At some point they're decommissioned because if you keep them running they'll have catastrophic failures, which besides the loss of life and land, would be a great expense to the operators of the plant.
Go read that article that I linked in a different one of my comments in this same conversation, as it has some details about that.
Yes.
No. This is the fearmongering part. A nuclear plant that is past its service life doesn't just turn into Chernobyl.
I don't know what article you're talking about, but I'm pretty sure it won't trump my years of university education on this.
That's not what I said though, at all, hence no fear-mongering. Please don't put words in my mouth.
Here's what I said...
My point is you can't just keep them running forever, at some point you have to shut them off, you have to decommission them.
And also, by catastrophic I mean horrible leaks/contamination, not explosions
You said catastrophic failure in the same context as loss of life and land. That is what I was responding to, and it is incorrect.
No, I didn't. Three Mile Island was a catastrophic failure, but it didn't explode in the same way that Fukushima or Chernobyl did.
Catastrophic means a complete and utter failure of the machine. How that failure manifests and effects can be different under each case. Again, Three Mile island, Chernobyl, and Fukushima, all had catastrophic failures, all manifested and affected differently.
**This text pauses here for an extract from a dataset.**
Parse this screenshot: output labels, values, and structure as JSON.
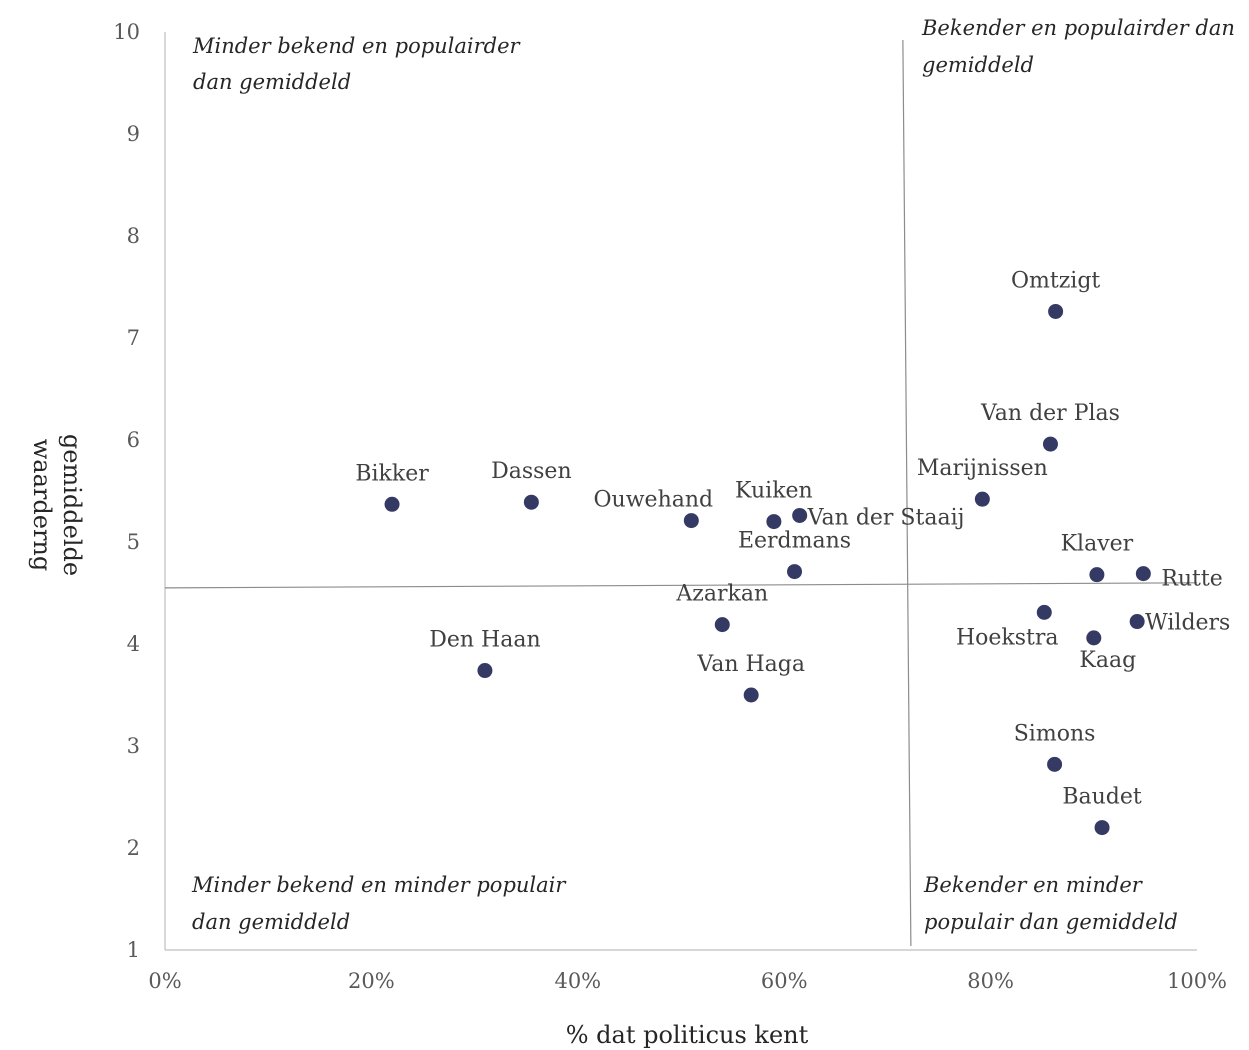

You made an incorrect assumption, a presumption on your part based on a single word, and then you're tried to force that on me, as words that I actually said which is wrong, as that's not what I said.
So, again, if those three examples are what you mean by catastrophic failure, then my assumption was correct. None of them were due to maintenance failures or being in service too long. Catastrophic failure is not a failure mode for a modern reactor past its service life.
Catastrophic failure is an engineering term, and also general language term, to describe when a device that breaks down completely, or breaks down in such a way that it's completely unusable.
You're assuming I use that word just to explain a huge explosion and loss of life, which is possible as a side effect of catastrophic failure, but not necessarily, like 3 Mile island.